HSBC has come out with a cautious note on Tata Motors Passenger Vehicles Ltd, pointing out that all stars appear to be 'misaligned' for the company's Jaguar Land Rover business.
The brokerage firm notably maintained a 'hold' rating on the counter while significantly reducing the target price from Rs 466 to Rs 400 amid fears that strong global challenges for JLR may seriously negate the momentum generated by the domestic business.
In its latest note, HSBC noted that these 'misaligned stars' for Tata JLR may dampen Tata Motors PV's profitability in the coming quarters.
Some of these external challenges for the JLR business include lingering impact of the cyber attack as well as US tariffs.
Weak demand from the European Union and an ageing model portfolio compounded by a luxury tax in China, are also potential factors dampening the outlook for Tata JLR.
Infographic generated by AI. (Source: HSBC Note)
Infographic generated by AI. (Source: HSBC Note)

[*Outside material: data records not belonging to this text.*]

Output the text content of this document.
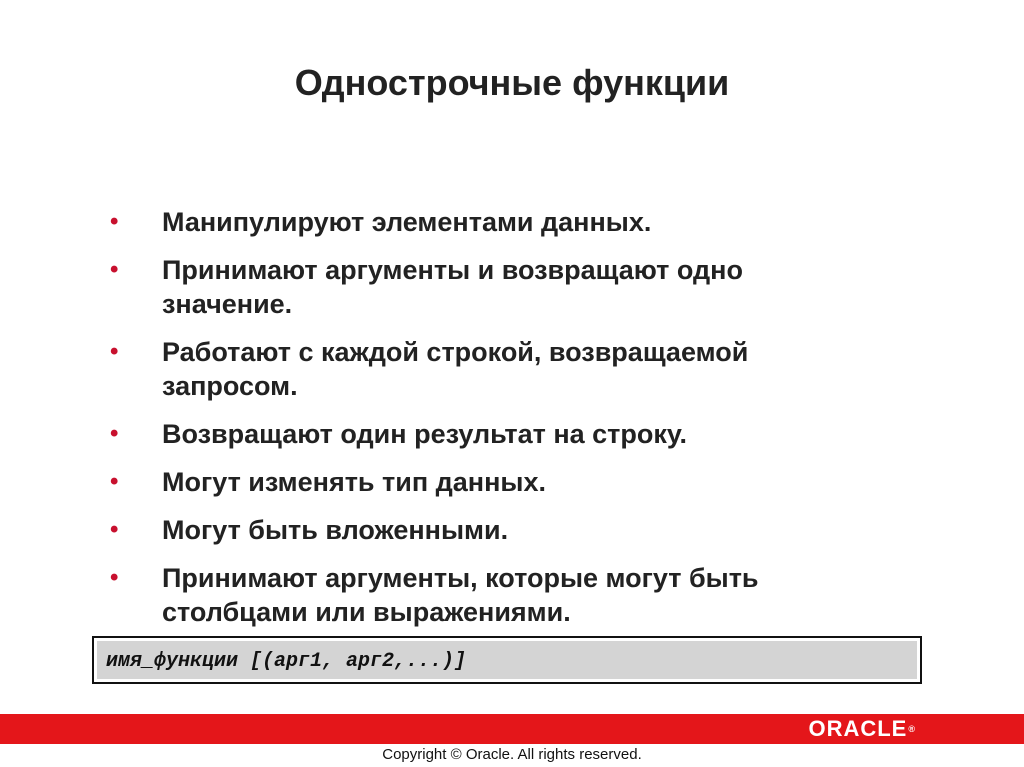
Однострочные функции
• Манипулируют элементами данных.
• Принимают аргументы и возвращают одно
значение.
• Работают с каждой строкой, возвращаемой
запросом.
• Возвращают один результат на строку.
• Могут изменять тип данных.
• Могут быть вложенными.
• Принимают аргументы, которые могут быть
столбцами или выражениями.
имя_функции [(арг1, арг2,...)]
ORACLE®
Copyright © Oracle. All rights reserved.
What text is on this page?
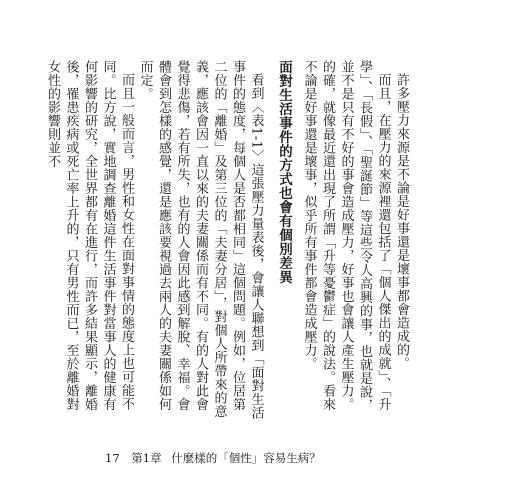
許多壓力來源是不論是好事還是壞事都會造成的。

而且，在壓力的來源裡還包括了「個人傑出的成就」、「升學」、「長假」、「聖誕節」等這些令人高興的事，也就是說，並不是只有不好的事會造成壓力，好事也會讓人產生壓力。的確，就像最近還出現了所謂「升等憂鬱症」的說法。看來不論是好事還是壞事，似乎所有事件都會造成壓力。

面對生活事件的方式也會有個別差異

看到〈表1-1〉這張壓力量表後，會讓人聯想到「面對生活事件的態度，每個人是否都相同」這個問題。例如，位居第二位的「離婚」及第三位的「夫妻分居」，對個人所帶來的意義，應該會因一直以來的夫妻關係而有不同。有的人對此會覺得悲傷，若有所失，也有的人會因此感到解脫、幸福。會體會到怎樣的感覺，還是應該要視過去兩人的夫妻關係如何而定。

而且一般而言，男性和女性在面對事情的態度上也可能不同。比方說，實地調查離婚這件生活事件對當事人的健康有何影響的研究，全世界都有在進行，而許多結果顯示，離婚後，罹患疾病或死亡率上升的，只有男性而已，至於離婚對女性的影響則並不

17 第1章 什麼樣的「個性」容易生病？
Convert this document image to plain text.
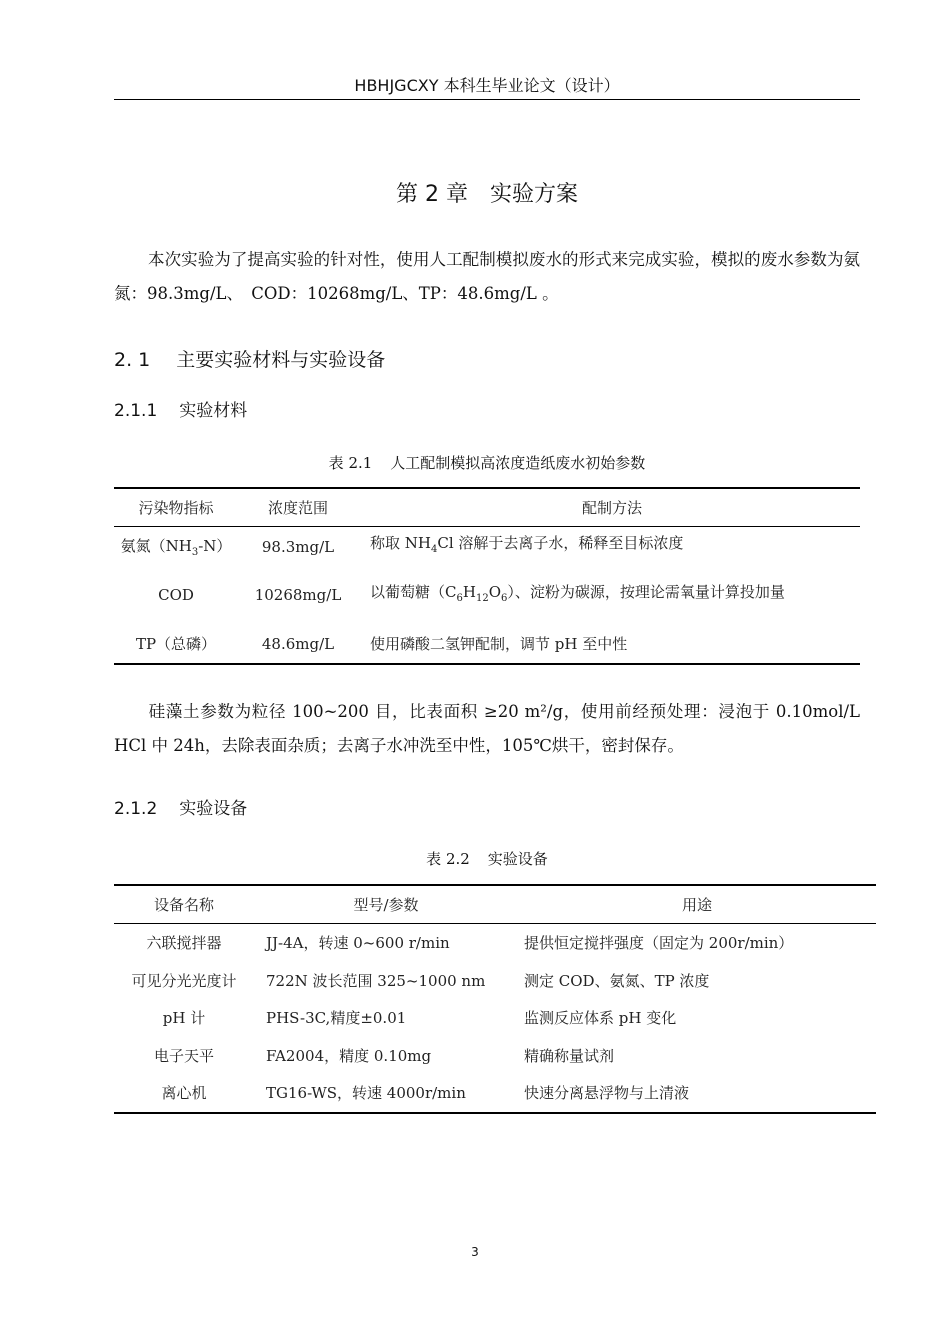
HBHJGCXY 本科生毕业论文（设计）
第 2 章　实验方案
本次实验为了提高实验的针对性，使用人工配制模拟废水的形式来完成实验，模拟的废水参数为氨氮：98.3mg/L、　COD：10268mg/L、TP：48.6mg/L 。
2. 1 主要实验材料与实验设备
2.1.1 实验材料
表 2.1 人工配制模拟高浓度造纸废水初始参数
污染物指标	浓度范围	配制方法
氨氮$(NH_3-N)$	98.3mg/L	称取 $NH_4Cl$ 溶解于去离子水，稀释至目标浓度
COD	10268mg/L	以葡萄糖$(C_6H_{12}O_6)$、淀粉为碳源，按理论需氧量计算投加量
TP（总磷）	48.6mg/L	使用磷酸二氢钾配制，调节 pH 至中性
硅藻土参数为粒径 100~200 目，比表面积 ≥20 m²/g，使用前经预处理：浸泡于 0.10mol/L HCl 中 24h，去除表面杂质；去离子水冲洗至中性，105℃烘干，密封保存。
2.1.2 实验设备
表 2.2 实验设备
设备名称	型号/参数	用途
六联搅拌器	JJ-4A，转速 0~600 r/min	提供恒定搅拌强度（固定为 200r/min）
可见分光光度计	722N 波长范围 325~1000 nm	测定 COD、氨氮、TP 浓度
pH 计	PHS-3C,精度±0.01	监测反应体系 pH 变化
电子天平	FA2004，精度 0.10mg	精确称量试剂
离心机	TG16-WS，转速 4000r/min	快速分离悬浮物与上清液
3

As things stand, the headwinds for the JLR outweigh the strength of Tata Motors PV's India operations.
Speaking of the domestic business, though, Tata Motors PV is well placed in the market and is set to benefit from the launch of new models such as Sierra,
The company is also expecting tailwinds from Production-Linked Incentive (PLI) schemes related to the electric vehicle portfolio, especially the Nexon EV and Harrier EV, in the third and fourth quarters, respectively.
However, HSBC pointed out that despite the resilience in the domestic business and undemanding valuations, JLR is unlikely to recover operationally in the medium to long term, thus further weighing on Tata Motors PV's overall business.
Out of 35 analysts tracking the company, nine maintain a 'buy' rating, 15 recommend a 'hold' and 11 suggest 'sell', according to Bloomberg data. The average 12-month consensus price target of Rs 398 implies an upside of 11.2% against Monday's closing price of Rs 357.